Is dieting all good?

Is Dieting All GoodAvoiding the diet trap
Did you know that Americans, alone, spend more than $40 billion dollars a year on dieting and diet-related products? That’s roughly equivalent to the amount the U.S. Federal Government spends on education each year. It is estimated that about 40-50% of American women are trying to lose weight at any point in time. But it’s not about women only. Researchers estimate that 40-60% of high school girls are also on diets. However, despite of all these facts and figures, you should also remember that dieting, alone, rarely works. 95% of all dieters regain their lost weight and more within 1 to 5 years.

What is dieting?
Definition of dieting: Dieting is a phenomenon which involves any attempts in the name of weight loss, “healthy eating” or body sculpting to deny your body of the essential, well-balanced nutrients and calories it needs to function to its fullest capacity.

What is a dieting mindset?
When dissatisfaction with your natural body shape or size leads to a decision to actively change your physical body weight or shape, it is known as a dieting mindset.

Risks & complications of dieting
If practiced without caution and improperly, dieti can lead to very serious complications and negative consequences such as:

Starvation: Dieting forces your body into starvation mode. It responds by slowing down many of its normal functions to conserve energy. This means your natural metabolism actually slows down.

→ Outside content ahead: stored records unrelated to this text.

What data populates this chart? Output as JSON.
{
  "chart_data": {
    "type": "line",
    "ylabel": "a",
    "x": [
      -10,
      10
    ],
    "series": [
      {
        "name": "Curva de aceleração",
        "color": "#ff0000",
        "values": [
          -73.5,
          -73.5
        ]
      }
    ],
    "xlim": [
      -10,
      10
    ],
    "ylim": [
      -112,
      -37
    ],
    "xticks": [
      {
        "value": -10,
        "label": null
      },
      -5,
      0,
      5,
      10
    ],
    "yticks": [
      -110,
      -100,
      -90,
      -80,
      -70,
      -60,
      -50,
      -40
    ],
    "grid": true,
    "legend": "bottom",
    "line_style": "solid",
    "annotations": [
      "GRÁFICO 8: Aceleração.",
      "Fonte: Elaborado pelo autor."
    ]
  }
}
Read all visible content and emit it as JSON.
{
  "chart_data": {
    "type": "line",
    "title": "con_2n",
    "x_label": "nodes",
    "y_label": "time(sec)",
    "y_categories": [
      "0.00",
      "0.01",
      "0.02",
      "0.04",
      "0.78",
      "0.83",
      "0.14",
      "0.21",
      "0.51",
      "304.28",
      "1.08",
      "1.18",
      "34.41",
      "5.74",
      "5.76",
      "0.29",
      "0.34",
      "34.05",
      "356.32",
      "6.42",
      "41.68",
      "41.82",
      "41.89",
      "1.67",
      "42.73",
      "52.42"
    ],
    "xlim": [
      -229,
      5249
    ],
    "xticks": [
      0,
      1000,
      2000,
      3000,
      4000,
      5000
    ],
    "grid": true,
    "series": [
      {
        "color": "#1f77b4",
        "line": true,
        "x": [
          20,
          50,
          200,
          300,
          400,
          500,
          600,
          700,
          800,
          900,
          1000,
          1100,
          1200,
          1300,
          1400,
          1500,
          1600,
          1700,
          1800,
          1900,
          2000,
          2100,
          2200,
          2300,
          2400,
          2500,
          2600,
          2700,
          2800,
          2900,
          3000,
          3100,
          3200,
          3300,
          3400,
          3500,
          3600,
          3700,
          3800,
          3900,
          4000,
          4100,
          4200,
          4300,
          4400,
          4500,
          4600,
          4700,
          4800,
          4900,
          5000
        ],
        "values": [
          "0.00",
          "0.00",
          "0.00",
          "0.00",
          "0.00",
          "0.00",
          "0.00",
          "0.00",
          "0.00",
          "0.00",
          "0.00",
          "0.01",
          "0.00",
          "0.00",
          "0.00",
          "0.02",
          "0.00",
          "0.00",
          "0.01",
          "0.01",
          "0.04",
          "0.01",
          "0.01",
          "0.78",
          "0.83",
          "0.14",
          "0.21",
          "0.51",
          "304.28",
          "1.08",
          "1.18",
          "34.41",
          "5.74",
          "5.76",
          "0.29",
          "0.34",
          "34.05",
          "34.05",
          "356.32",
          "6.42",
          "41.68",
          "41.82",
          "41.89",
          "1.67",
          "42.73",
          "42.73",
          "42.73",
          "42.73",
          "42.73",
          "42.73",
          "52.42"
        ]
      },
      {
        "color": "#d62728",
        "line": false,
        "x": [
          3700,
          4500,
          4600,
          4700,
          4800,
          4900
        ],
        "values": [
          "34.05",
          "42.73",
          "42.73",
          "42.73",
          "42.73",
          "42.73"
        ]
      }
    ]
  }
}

Malnutrition: Dieters often miss out on important nutrients. For example, dieters often don’t get enough calcium, leaving them at risk for osteoporosis, stress fractures, and broken bones.

Yo-yo dieting: Repetitive cycles of gaining, losing, & regaining weight have been shown to have negative health effects, including increased risk of heart disease, long-lasting negative impacts on metabolism, etc.

Physical complications: Dieters often experience physical consequences such as:
• Loss of muscular strength and endurance
• Decreased oxygen utilization
• Thinning hair
• Loss of coordination
• Dehydration and electrolyte imbalances
• Fainting, weakness, and slowed heart rates

Psychological implications: Dieting also impacts your mind. When you restrict calories you restrict your energy, which in turn can restrict your brainpower. Medical studies indicate that people on diets have slower reaction times and a lesser ability to concentrate than people not on a diet. All of the stress and anxiety about food and weight that preoccupy dieters actually can consume a portion of a dieters’ working memory capacity. Numerous studies link chronic dieting with feelings of depression, low-self-esteem and increased stress.

Eating disorders: Finally, dieting can lead to eating disorders. Many studies and many health professionals note that patients with eating disorders were dieting at the time of the development of their eating disorder. Dieting may not cause an eating disorder, but the constant concern about body weight and shape, fat grams and calories can start a vicious cycle of body dissatisfaction and obsession that can lead all too quickly to an eating disorder.

Can I avoid diet and still lose weight?
Indeed yes. We all need to take care of our bodies and make sure that we are fueling them with a nutritional balance of foods, but we don’t need to let the way our body curves or doesn’t curve determine how we feel about ourselves or how we live our lives. The best strategy to lose weight and for long-term is to practice balance and follow the following tips;

Eat a healthy well-balanced diet: You should consume a diet rich in minerals, vitamins & nutrients. You should, in fact, take portions from all three major food sources i.e. proteins, carbohydrates and fats. You should also drink plenty of water and avoid soda and other artificial sugar-added drinks.
Eat frequently but less: Instead of having 2 or 3 big meals in a day, you should go for a4-5 smaller meals on daily basis. This will keep your metabolism active and will prevent any build up of excessive calories.

Exercise: At least 30 minutes of exercise or physical workouts on daily basis such as swimming, brisk walking, jogging, running, basket ball or any other activity that involves physical exertion can be of great help to you.